Wade spent his first 13 seasons in Miami before leaving in the summer of 2016 and going to the Bulls, his hometown team. But Chicago appears in full rebuilding mode after trading All-Star forward Jimmy Butler – someone Wade was close with – to Minnesota this offseason. And since Wade is in the last year of a deal that will pay him nearly $24 million this season, buyout speculation has been rampant for months.

If Wade gets a buyout, he’d be free to join any team.

“I feel great about our relationship that we had over the 13 years,” Riley said. “And anything that happens from a personnel standpoint down the road, or any opportunities that are there, we’re always going to approach that. But right now he’s under contract. He’s under contract with Chicago and I wish him the very best.”

Some Heat players, including longtime close friend Udonis Haslem, have made clear that if Wade becomes a free agent they would definitely want him to consider a return.

“He knows how I feel,” Haslem said this month.

Riley – and every other NBA executive – has to be much more guarded. But Riley made no secret of the affinity he still has for Wade, even raving about his wife, actress Gabrielle Union.

“She was stunning at the Emmys,” Riley said. “And to see him sitting in the seat next to her at the Emmys, I said `Man, we both have come a long way.”‘

The Bulls hold their media day Monday, with camp opening Tuesday. Wade spent at least part of this week in Miami, where he kept his home, and worked out at least once at the University of Miami .

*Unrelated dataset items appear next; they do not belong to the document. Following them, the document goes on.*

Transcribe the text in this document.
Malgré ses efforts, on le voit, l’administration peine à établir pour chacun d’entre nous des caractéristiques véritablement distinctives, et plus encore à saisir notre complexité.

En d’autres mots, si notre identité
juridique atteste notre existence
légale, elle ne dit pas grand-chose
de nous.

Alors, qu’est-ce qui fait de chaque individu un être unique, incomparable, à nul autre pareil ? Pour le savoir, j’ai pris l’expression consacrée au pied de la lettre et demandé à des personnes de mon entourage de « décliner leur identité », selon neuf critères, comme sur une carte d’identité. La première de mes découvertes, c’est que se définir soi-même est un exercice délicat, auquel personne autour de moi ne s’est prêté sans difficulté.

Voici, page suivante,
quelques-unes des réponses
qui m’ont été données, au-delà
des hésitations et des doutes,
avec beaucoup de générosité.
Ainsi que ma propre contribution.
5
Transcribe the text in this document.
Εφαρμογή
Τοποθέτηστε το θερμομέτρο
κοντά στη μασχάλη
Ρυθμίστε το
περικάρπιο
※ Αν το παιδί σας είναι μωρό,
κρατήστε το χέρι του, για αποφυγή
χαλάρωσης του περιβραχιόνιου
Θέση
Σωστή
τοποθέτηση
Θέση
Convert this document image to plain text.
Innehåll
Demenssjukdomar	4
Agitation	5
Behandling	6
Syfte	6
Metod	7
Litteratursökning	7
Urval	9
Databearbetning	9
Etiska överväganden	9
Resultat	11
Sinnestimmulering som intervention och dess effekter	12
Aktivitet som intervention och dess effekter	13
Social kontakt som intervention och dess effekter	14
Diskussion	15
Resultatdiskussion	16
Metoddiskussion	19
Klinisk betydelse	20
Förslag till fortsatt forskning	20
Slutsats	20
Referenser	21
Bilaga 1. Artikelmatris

Bulls President John Paxson told CSN Chicago on Thursday he and general manager Gar Forman sat down with Wade when the season ended, and plan to do so again when he returns to Chicago in the coming days.

“We were honest with him. We told him, that we don’t know what’s going to happen,” Paxson said. “At that time we were not shopping Jimmy. But we also said all along that if a deal would come along that would allow us to rebuild, we’d have to look at it. We’ve said that to everybody. So with that said, Dwyane’s under contract. He has been a professional through and through. We want to talk to him when he comes in town, and we will.”

Wade is Miami’s franchise leader in several categories, starred on all three of the Heat championship teams and has kept close ties with several people within the organization since his departure. He was the MVP of the 2006 NBA Finals.

“Probably one of the greatest series that any player has ever had in a Finals,” Riley said.